Tory Peer, Local Government Association chairman and South Holland District Council leader Lord Gary Porter said it was “one of those rare days where I have to say I am ashamed to be a Conservative”.
“We have had months to sort out this A level stuff and today is a cluster…” he said, leaving the sentence unfinished.
“There are going to be hundreds if not thousands of students who get stiffed by the shambolic process.”
Today is one of those rare days where I have to say I am ashamed to be a Conservative.
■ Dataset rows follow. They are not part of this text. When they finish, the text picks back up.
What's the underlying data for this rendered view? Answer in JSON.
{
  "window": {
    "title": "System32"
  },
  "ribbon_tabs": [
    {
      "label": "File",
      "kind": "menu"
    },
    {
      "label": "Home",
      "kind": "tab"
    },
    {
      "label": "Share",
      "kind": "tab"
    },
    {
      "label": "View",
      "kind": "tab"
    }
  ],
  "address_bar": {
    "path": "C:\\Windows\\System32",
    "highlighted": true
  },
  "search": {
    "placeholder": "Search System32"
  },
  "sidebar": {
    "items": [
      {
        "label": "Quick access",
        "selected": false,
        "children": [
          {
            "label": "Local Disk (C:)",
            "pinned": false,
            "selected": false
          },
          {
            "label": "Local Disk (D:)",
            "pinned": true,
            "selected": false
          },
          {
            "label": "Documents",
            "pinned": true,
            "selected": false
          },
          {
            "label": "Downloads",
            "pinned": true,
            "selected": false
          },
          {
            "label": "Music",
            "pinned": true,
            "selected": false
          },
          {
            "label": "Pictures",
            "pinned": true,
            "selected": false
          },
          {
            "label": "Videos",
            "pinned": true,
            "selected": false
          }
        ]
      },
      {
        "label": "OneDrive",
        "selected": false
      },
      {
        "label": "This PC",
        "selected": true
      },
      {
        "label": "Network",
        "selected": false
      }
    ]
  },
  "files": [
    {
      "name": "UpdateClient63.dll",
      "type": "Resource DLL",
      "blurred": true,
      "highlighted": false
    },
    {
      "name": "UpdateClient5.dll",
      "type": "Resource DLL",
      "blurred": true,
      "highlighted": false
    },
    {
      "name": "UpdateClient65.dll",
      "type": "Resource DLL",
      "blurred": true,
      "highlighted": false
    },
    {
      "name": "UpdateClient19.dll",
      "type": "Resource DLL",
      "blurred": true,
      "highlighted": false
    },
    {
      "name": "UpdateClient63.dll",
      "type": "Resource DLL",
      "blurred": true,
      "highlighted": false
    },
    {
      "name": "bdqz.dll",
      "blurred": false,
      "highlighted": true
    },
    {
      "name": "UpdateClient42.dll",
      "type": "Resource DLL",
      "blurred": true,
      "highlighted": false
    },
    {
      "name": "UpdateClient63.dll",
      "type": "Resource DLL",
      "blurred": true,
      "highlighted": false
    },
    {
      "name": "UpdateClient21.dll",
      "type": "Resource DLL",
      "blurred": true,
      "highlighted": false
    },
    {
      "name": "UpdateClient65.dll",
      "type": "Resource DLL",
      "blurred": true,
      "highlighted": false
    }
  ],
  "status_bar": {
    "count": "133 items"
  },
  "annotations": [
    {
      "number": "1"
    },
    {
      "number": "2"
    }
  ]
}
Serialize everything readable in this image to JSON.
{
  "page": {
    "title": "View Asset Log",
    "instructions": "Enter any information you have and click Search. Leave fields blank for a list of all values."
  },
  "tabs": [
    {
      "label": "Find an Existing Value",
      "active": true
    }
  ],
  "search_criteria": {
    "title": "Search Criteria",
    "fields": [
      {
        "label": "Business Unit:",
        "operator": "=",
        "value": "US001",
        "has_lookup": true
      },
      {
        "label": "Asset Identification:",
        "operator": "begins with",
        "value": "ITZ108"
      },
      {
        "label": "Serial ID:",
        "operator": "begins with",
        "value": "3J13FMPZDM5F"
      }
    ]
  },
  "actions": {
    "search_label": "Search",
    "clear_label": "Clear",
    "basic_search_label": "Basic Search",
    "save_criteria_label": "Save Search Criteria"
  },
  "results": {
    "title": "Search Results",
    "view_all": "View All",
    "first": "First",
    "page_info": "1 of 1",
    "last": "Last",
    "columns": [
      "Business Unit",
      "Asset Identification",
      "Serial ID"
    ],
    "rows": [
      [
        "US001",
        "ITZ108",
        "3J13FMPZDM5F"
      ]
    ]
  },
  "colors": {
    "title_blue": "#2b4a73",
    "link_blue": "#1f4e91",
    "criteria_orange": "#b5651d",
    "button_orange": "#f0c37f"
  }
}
We have had months to sort out this A level stuff and today is a cluster …. . There are going to be hundreds if not thousands of students who get stiffed by the shambolic process.
— Gary Porter (@garyportercbe) August 13, 2020
A last-minute change to the grading system this week saw hundreds of thousands of school leavers marked based on mock exams other than allowing teachers’ grades.
A similar move in Scotland was overturned following major controversy last week with pupils across the country staging protests.
Despite the number of results downgraded, education figures for England, Wales and Northern Ireland yesterday showed record high results with 27.9% securing top grades and the number of students accepted on to degree courses in the UK increased by 2.9% on last year.
Prime Minister Boris Johnson defended the move yesterday. He said: “The exam results we’ve got today are robust, they’re good, they’re dependable for employers.
“Pupils from disadvantaged backgrounds, more than ever before are now able to go to university, are going to university this year as a result of the grades they’ve got today.”